19. The flow divider valve as claimed in claim 17, characterized in that, The first drain port and the second drain port are located in the circumferential direction of the movable valve core; And / or, the first outlet and the second outlet are located in the circumferential direction of the fixed valve core; And / or, the drain port and the outlet port are arranged along the extension direction of the rotation axis of the movable valve core.

20. The flow divider valve as claimed in claim 17, characterized in that, The movable valve core includes two blocking parts arranged alternately along its circumferential direction, namely a first blocking part and a second blocking part.
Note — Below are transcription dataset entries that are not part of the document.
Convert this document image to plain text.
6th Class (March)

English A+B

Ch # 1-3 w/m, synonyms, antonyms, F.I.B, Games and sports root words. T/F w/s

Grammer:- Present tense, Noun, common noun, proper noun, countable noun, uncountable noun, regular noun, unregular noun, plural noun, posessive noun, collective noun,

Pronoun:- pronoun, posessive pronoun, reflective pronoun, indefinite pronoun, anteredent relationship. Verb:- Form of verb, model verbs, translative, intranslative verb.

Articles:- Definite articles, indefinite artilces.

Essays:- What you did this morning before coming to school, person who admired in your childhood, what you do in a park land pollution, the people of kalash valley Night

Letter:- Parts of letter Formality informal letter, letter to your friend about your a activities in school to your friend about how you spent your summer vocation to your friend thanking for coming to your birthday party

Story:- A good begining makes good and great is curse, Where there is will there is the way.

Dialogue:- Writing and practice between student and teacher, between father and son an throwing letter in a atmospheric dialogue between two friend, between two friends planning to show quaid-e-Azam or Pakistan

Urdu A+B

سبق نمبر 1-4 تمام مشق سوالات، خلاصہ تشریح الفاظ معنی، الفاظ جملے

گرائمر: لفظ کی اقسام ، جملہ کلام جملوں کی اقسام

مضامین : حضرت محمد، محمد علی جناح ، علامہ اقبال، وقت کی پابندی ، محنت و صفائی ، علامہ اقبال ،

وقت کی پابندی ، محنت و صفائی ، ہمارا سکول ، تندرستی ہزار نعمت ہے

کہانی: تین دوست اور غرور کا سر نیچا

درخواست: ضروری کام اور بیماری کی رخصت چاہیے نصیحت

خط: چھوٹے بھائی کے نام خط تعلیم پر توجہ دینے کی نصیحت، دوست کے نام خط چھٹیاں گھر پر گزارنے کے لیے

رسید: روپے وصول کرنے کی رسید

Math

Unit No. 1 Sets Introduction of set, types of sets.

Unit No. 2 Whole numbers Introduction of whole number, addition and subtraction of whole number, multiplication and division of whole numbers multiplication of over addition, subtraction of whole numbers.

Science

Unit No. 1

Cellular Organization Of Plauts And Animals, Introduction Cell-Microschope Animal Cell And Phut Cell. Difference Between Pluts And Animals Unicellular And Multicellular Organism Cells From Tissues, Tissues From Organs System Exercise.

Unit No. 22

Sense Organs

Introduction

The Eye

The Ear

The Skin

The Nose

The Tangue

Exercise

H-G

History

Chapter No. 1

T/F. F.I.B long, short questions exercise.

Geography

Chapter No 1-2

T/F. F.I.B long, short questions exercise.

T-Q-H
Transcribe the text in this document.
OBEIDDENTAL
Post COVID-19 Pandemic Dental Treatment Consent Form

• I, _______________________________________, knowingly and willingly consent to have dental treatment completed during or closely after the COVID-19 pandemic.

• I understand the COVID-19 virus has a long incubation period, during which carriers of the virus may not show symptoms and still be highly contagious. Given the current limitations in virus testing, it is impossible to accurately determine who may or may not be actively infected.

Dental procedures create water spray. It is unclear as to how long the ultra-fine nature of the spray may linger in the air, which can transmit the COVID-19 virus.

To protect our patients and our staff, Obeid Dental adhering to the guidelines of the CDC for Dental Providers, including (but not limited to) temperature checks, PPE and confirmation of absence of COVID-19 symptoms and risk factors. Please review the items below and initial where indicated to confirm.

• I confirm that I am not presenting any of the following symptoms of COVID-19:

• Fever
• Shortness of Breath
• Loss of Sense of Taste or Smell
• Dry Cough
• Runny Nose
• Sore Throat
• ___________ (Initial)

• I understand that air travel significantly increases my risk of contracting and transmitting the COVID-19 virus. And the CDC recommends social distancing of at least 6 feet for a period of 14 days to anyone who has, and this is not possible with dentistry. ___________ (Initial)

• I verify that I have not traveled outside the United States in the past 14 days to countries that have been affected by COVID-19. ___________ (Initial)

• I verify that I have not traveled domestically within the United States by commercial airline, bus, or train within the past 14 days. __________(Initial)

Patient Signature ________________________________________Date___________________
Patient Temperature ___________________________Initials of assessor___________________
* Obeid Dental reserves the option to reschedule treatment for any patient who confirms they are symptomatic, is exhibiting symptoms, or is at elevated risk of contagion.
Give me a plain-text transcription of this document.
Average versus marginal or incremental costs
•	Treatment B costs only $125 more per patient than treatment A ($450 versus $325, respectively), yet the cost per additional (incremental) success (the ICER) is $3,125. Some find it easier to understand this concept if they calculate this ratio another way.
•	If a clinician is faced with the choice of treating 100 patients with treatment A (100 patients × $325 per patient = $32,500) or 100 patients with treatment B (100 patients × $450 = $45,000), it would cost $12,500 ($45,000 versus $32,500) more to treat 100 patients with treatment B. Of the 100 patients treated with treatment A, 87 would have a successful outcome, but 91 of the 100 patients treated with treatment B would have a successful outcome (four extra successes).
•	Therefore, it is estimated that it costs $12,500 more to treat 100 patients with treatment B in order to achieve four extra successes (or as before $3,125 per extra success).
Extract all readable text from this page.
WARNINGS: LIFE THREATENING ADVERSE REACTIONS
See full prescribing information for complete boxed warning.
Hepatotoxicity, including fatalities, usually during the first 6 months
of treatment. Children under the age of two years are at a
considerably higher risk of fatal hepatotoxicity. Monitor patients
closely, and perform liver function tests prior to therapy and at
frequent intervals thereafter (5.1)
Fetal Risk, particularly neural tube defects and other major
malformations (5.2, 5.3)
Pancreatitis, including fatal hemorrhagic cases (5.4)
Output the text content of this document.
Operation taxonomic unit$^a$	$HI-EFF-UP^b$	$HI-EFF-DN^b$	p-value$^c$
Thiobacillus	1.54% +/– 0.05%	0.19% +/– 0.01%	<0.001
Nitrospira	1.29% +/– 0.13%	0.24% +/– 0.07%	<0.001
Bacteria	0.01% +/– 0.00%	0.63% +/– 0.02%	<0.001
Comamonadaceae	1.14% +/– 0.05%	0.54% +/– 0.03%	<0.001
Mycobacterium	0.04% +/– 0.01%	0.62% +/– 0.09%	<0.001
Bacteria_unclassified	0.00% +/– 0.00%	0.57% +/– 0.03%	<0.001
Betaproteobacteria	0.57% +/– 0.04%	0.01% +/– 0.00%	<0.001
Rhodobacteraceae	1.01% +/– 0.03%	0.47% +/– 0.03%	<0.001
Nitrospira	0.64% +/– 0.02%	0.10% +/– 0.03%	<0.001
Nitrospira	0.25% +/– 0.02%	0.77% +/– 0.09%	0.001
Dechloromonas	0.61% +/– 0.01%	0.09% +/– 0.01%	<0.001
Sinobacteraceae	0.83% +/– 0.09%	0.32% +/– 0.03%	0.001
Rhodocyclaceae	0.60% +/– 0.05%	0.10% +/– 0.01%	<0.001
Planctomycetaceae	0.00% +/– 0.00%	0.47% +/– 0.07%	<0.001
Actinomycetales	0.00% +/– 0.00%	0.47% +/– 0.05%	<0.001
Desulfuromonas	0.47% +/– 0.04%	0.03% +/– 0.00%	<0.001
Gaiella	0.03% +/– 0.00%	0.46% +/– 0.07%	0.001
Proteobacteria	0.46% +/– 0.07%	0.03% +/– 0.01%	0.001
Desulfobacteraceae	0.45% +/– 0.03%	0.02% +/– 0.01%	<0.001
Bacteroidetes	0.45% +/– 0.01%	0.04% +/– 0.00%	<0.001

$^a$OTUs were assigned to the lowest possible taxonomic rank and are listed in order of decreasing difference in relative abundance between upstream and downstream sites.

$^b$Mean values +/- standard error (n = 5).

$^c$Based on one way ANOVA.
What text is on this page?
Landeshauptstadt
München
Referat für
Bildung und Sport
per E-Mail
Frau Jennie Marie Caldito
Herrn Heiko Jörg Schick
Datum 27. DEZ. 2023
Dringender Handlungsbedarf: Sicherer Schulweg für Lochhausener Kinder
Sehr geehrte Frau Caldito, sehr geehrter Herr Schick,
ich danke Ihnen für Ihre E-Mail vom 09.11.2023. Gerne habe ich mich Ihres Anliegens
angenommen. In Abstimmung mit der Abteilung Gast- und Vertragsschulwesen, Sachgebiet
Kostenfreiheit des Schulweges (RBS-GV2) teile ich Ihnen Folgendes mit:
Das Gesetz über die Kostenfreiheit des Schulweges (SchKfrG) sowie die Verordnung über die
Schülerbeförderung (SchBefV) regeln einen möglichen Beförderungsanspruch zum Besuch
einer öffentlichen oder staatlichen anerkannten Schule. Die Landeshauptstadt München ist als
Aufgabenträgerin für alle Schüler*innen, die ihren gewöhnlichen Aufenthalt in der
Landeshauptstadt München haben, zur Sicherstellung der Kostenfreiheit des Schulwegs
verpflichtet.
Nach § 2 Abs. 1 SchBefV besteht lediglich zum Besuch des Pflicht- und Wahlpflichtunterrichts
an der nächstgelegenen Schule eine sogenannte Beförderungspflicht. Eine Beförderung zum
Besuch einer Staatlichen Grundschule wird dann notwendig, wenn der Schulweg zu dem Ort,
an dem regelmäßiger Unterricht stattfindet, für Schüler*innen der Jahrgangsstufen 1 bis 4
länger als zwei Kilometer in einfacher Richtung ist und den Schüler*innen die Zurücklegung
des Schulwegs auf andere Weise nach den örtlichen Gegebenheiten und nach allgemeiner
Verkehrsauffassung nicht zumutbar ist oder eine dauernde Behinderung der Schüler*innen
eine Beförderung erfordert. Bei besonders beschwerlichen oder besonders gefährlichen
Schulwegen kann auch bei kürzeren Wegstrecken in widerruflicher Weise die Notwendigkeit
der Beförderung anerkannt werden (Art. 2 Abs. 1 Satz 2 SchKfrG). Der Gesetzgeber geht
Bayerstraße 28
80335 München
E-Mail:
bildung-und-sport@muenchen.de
Along the circumferential direction of the movable valve core, the arc length of the first blocking part is L1, the arc length of the second blocking part is L2, the arc length between the sides of the first blocking part and the second blocking part that are close to each other is L3, the arc length between the other sides of the first blocking part and the second blocking part that are close to each other is L4, the arc length of the first drain port is L5, the arc length of the second drain port is L6, and the arc length between the sides of the first drain port and the second drain port that are far from each other is L7, satisfying L1>L7, L2>L5, L2>L6, L3>L5, L3>L6, L4>L5, L4>L6, and L3<L4.

21. A dishwasher, characterized in that, The diverter valve includes any one of claims 1 to 20, wherein the inlet is adapted to receive water flow and / or air flow.

22. The dishwasher as claimed in claim 21, characterized in that, The dishwasher includes a water cup, an upper spray arm, a middle spray arm, and a lower spray arm; When the diversion valve includes a first drain port, a second drain port, a first outlet port, and a second outlet port, the first drain port is connected to the lower spray arm, the second drain port is connected to the middle spray arm, the first outlet port is connected to the water cup, and the second outlet port is connected to the upper spray arm.

23. The dishwasher as claimed in claim 21, characterized in that, The dishwasher includes a water cup, the valve housing and the water cup are integrally formed, the valve housing has a horizontally open mounting port, the valve core is adapted to be inserted into the interior of the valve housing through the mounting port, and when the diverter valve includes a drive shaft, the rotation axis of the drive shaft is arranged laterally.